LAS Teaching Academy expands programs to include teaching assistants
Joey Figueroa, LAS intern writer
March 7, 2016

Professors and teaching assistants learn about the benefits of peer evaluation during a recent meeting of the LAS Teaching Academy.
Professors and teaching assistants learn about the benefits of peer evaluation during a recent meeting of the LAS Teaching Academy.

Economics professor Jose Vazquez enjoys the occasional game of basketball. Luckily for him, he knows he can go to the ARC every day at noon, without fail, to find a court full of challengers ready to hit the hardwood.

“I wanted to have something similar for teaching,” Vazquez said.

With the environment and accessibility of an open gym in mind, Vazquez has revamped the LAS Teaching Academy since taking over two years ago. In the same fashion that basketball players head to the courts to polish and showcase their skills, the academy allows LAS faculty to learn and share classroom innovations across a range of disciplines—they just won’t be able to work on their jump shots.

Vazquez became director of the LAS Teaching Academy in 2014. The program launched in 1999 under political science professor Paul Diehl, now associate provost at the University of Texas-Dallas. Diehl, who ran the academy until 2009, said the program began as an opening faculty workshop and junior faculty mentoring program that grew to include more elements over time.

Since taking the reins two years ago, Vazquez has made the academy’s primary activity a monthly open forum for any and all faculty looking to pick up some new tips for teaching their respective courses. Beginning in February, Vazquez made the workshops available to teaching assistants as well.

“Getting together across fields is a great way to gain exposure, especially as TAs, to many approaches to teaching,” said Tom Sahajdack, a teaching assistant in economics. “It gives me concrete examples of how various ideas for teaching actually went in another professor’s classroom. I’d rather know the right way to implement something, or at least some of the best practices, than mess it up trying to figure it out on my own.”

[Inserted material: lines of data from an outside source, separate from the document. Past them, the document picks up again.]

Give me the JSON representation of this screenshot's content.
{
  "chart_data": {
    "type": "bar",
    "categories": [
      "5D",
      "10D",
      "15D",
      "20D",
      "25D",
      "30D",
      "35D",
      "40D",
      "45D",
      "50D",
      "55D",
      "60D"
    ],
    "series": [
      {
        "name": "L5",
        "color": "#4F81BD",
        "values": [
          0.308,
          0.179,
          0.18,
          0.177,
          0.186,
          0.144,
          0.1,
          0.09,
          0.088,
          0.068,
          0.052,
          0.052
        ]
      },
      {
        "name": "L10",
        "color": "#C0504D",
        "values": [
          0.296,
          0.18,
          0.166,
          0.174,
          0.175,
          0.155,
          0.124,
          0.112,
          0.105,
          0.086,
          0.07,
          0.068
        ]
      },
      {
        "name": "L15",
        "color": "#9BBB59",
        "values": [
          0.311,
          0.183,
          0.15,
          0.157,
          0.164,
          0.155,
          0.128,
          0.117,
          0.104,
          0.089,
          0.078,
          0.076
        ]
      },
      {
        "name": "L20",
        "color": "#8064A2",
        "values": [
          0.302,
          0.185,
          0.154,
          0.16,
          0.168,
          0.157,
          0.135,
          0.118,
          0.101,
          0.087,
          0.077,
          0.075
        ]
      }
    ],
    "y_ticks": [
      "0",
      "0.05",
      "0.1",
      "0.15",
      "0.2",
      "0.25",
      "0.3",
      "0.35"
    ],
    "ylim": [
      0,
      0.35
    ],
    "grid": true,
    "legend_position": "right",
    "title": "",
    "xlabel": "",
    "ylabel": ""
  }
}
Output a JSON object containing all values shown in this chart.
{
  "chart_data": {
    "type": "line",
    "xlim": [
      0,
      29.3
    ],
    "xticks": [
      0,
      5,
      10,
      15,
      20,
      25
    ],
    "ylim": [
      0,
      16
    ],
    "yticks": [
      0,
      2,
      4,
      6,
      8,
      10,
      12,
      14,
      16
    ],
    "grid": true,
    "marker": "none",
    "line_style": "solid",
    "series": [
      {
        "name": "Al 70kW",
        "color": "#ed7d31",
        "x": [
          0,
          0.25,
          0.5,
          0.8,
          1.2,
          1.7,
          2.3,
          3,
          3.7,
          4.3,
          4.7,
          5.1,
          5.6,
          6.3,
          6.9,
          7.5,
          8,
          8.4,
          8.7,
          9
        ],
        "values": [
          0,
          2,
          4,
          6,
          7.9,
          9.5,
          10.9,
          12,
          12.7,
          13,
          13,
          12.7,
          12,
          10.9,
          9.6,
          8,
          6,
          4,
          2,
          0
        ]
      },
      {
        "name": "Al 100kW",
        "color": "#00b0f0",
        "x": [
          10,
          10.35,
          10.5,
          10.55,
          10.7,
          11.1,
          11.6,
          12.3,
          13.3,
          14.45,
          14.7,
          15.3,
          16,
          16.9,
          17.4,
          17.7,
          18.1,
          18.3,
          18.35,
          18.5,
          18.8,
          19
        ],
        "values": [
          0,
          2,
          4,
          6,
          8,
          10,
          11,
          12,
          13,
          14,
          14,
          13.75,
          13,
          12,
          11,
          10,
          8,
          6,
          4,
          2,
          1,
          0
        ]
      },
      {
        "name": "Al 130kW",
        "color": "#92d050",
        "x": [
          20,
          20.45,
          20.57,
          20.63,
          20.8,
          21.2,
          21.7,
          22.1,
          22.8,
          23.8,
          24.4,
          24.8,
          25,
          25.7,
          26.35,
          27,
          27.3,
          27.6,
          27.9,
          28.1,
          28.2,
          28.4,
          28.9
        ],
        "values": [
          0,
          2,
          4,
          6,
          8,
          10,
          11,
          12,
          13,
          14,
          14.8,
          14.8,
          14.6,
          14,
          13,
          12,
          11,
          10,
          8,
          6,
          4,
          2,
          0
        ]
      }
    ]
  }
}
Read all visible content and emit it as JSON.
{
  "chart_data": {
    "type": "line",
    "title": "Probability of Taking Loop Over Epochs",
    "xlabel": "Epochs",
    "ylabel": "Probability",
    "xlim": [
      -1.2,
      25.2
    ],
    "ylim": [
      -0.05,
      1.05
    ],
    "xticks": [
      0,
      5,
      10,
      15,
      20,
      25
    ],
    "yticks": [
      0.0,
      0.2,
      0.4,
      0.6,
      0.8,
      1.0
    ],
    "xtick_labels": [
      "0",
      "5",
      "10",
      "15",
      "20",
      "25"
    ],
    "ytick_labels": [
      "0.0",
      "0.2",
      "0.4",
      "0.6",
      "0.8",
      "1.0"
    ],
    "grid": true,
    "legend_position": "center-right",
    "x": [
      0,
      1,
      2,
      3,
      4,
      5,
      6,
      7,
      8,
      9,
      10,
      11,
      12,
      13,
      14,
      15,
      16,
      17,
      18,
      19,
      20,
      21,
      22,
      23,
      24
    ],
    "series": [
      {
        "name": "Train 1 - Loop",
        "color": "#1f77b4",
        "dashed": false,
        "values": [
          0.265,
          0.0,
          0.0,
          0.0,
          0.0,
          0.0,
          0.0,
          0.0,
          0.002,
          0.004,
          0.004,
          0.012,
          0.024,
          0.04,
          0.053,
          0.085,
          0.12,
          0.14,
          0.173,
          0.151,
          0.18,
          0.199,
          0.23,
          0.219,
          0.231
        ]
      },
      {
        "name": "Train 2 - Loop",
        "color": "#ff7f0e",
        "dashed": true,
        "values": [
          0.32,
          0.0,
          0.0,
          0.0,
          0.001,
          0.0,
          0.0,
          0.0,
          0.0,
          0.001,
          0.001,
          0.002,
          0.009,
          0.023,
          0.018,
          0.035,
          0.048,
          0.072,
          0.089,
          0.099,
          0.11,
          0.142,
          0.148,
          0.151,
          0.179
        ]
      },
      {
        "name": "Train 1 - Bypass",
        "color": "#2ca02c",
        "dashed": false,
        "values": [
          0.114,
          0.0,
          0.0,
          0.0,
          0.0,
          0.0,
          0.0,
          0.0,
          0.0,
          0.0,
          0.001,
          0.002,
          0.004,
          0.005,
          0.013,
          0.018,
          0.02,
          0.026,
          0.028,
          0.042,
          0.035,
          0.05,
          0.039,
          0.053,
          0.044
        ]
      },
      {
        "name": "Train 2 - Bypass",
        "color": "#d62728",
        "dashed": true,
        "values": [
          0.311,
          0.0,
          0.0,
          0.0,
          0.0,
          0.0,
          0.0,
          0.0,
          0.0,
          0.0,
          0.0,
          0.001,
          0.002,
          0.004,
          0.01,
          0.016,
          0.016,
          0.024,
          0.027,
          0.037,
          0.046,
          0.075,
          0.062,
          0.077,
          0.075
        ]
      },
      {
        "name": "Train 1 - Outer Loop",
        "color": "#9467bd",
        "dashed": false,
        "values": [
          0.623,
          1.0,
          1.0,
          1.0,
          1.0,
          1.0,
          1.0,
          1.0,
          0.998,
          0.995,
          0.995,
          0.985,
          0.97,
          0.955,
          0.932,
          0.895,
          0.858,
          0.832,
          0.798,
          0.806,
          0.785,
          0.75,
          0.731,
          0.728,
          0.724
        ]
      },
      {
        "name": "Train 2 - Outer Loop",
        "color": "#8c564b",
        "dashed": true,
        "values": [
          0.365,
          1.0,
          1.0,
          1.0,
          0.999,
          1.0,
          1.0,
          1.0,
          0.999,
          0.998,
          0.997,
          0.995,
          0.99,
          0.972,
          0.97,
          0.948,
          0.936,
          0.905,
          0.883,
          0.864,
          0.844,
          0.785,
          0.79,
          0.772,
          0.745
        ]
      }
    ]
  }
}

Workshops are held on either the first or second Friday of each month in David Kinley Hall. The meetings usually draw dozens of participants and include free lunch along with a lecture given by one or more faculty members. Workshops have addressed broad teaching topics such as general approaches to online teaching and engaging small classrooms, as well as course-specific topics in fields like sociology or mathematics.

February’s lecture addressed the effectiveness of online peer assessment in large enrollment courses. Vazquez led the discussion and said he had heard of the peer grading method from a peer in the Department of English. He wanted to share it with professors across a wide range of disciplines who would have otherwise never heard of the concept.

“I learned something from someone in another discipline that applies to my class, and I would’ve never been exposed to it if I just continued to rely on people in my own discipline,” Vazquez said. “You learn a lot from seeing what other people are doing in disciplines that are not yours.”

It’s that type of interdisciplinary learning that Vazquez hopes to continue to achieve through the monthly workshops.

“I’m beginning to see a lot of people who kind of leave their Fridays at lunch open so they can come to the academy,” Vazquez said. “I don’t know where that eventually is going to go, but the idea is that it brings a change in the culture so that people who care about teaching can actually interact a lot more.”